PHP Function of the Week - similar text

[CENTER]Array of PHP functions
shuffle and pop
tell us the function
we’ll learn this stop


So, another function I almost never use - but not without reason, I prefer the function in PHP with the funniest (to me) name - [fphp]levenshtein[/fphp]. The use case for both the functions is much the same, though the levenshtein algorithm is more efficient. @ScallioXTX will be along later in the week to explain why when he has some free time - he’s better at that sort of thing than I am.

The use case for either function is a bit limited. I use it in an Ajax call up to create a drop down list of possible users for the admin interface.

While researching this function I found a couple of references on how to embed levenshtein into MySQL as a user defined function.
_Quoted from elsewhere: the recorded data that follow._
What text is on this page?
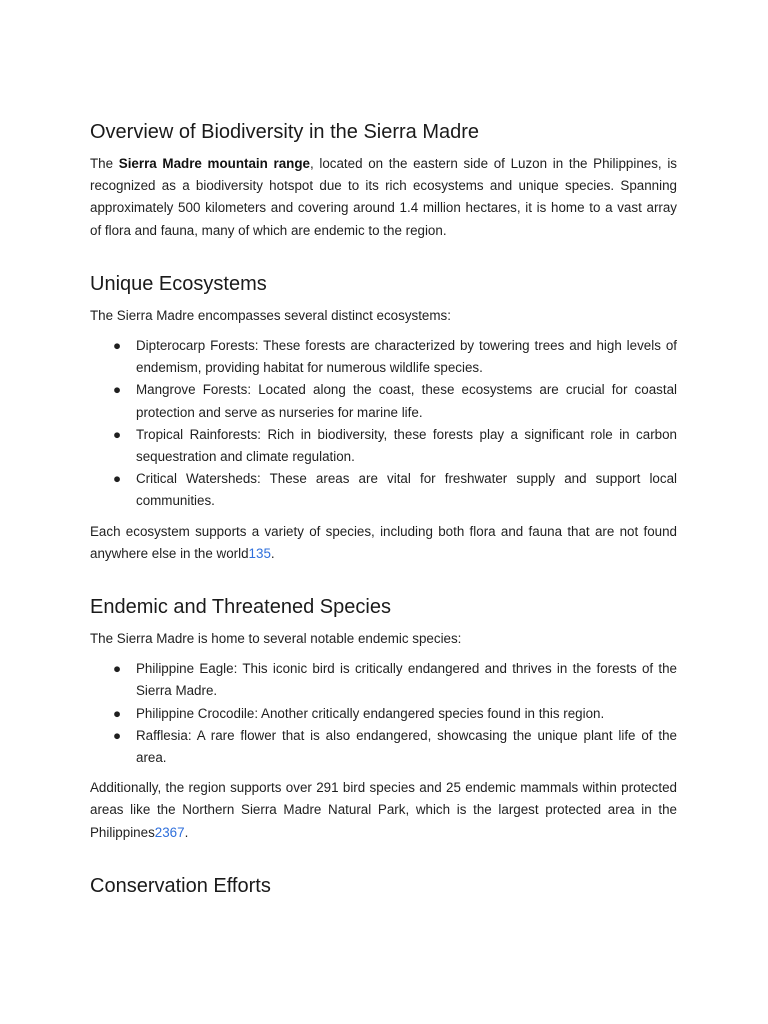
Overview of Biodiversity in the Sierra Madre

The Sierra Madre mountain range, located on the eastern side of Luzon in the Philippines, is recognized as a biodiversity hotspot due to its rich ecosystems and unique species. Spanning approximately 500 kilometers and covering around 1.4 million hectares, it is home to a vast array of flora and fauna, many of which are endemic to the region.

Unique Ecosystems

The Sierra Madre encompasses several distinct ecosystems:

● Dipterocarp Forests: These forests are characterized by towering trees and high levels of endemism, providing habitat for numerous wildlife species.
● Mangrove Forests: Located along the coast, these ecosystems are crucial for coastal protection and serve as nurseries for marine life.
● Tropical Rainforests: Rich in biodiversity, these forests play a significant role in carbon sequestration and climate regulation.
● Critical Watersheds: These areas are vital for freshwater supply and support local communities.

Each ecosystem supports a variety of species, including both flora and fauna that are not found anywhere else in the world135.

Endemic and Threatened Species

The Sierra Madre is home to several notable endemic species:

● Philippine Eagle: This iconic bird is critically endangered and thrives in the forests of the Sierra Madre.
● Philippine Crocodile: Another critically endangered species found in this region.
● Rafflesia: A rare flower that is also endangered, showcasing the unique plant life of the area.

Additionally, the region supports over 291 bird species and 25 endemic mammals within protected areas like the Northern Sierra Madre Natural Park, which is the largest protected area in the Philippines2367.

Conservation Efforts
Under some circumstances that might prove to be more powerful than performing the match operation in PHP.

Basically the difference is that levenshtein returns the sum of the number of characters that need to be 1/ added, 2/ replaced or 3/ removed to get from one string to another. So for example the difference between ScallioXTX and Scylio is 5. 3 characters removed (XTX), 1 replaced (y instead of a), and 1 removed (1 of the Ls) = 5.

similar_text however returns how many of the characters that are in the first string are also in the second string, according to the manual, but I can’t quite reproduce this.

For example

$alpha = 'abcdefghijklmnopqrstuvwxyz';
$st = similar_text(strrev($alpha), $alpha, $perc);
var_dump($st);   // 1
var_dump($perc); // 3.8461538461538

php seems to think those strings have 1 character in common, while in fact they have no characters in common whatsoever…
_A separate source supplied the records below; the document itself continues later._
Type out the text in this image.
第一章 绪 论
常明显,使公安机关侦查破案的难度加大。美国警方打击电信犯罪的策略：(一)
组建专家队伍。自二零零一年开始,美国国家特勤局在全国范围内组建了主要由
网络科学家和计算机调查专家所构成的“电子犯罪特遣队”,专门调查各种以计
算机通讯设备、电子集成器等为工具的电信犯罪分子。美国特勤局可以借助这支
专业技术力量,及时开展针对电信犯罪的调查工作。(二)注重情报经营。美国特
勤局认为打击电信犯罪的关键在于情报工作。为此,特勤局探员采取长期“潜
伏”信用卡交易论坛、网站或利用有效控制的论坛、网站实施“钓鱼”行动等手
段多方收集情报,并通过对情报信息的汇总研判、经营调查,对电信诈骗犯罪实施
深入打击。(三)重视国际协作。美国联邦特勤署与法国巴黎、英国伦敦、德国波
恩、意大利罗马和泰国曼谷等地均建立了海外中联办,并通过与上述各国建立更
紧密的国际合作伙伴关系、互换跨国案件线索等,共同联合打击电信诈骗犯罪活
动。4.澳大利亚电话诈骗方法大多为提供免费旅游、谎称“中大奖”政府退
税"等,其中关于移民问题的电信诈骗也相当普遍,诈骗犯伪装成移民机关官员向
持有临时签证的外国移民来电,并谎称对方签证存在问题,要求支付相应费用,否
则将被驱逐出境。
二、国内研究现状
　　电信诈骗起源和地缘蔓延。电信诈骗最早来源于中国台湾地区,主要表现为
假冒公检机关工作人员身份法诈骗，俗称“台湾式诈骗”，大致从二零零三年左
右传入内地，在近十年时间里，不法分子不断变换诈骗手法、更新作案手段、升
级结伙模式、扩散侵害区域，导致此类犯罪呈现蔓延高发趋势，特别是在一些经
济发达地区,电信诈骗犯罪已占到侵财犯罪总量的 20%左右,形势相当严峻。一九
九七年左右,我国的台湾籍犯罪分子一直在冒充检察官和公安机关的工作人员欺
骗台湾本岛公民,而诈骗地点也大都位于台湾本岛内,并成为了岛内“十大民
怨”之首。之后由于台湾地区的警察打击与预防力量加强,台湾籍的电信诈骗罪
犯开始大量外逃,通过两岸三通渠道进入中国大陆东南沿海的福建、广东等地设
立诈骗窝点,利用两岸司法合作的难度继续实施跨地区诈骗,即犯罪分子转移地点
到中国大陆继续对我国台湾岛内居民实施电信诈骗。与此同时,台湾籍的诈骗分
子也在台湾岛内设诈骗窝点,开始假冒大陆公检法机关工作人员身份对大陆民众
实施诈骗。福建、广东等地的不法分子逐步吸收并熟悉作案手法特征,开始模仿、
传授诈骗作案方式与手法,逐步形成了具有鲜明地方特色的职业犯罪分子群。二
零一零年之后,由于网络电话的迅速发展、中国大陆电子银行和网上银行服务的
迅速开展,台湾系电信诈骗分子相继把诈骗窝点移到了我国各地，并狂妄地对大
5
Also, similar_text($a, $b) != similar_text($b, $a)

$str1 = 'PHP IS GREAT';
$str2 = 'WITH MYSQLAS';

$st = similar_text($str1, $str2, $perc);
var_dump($st);   // 4
var_dump($perc); // 33.333333333333

$st = similar_text($str2, $str1, $perc);
var_dump($st);   // 2
var_dump($perc); // 16.666666666667

Which seems weird to me. The number of characters they have in common should not be different when you swap the parameters IMO, especially when the strings have the same length and the difference can not be attributed to that.

Beside that similar_text is a lot slower than levenhstein (O(max(n,m)^3 vs O(n*m) – where n is the length of the first string and m is the length of the second string).

Long story short, unless you have a very specific usecase where you are sure that similar_text does exactly what you need, it’s probably advisable to go with levenhstein instead, which is a faster and more predictable.

Thanks Scallio

There is a note in the manual which says:

So if 0 is reserved for an empty string, perhaps 1 is somehow indicative of there being for no matches.

But if you stick a 1 in between m and n, which the reverse it compared it pivots on that integer, and of course returns 1 as expected.

An oddity I guess.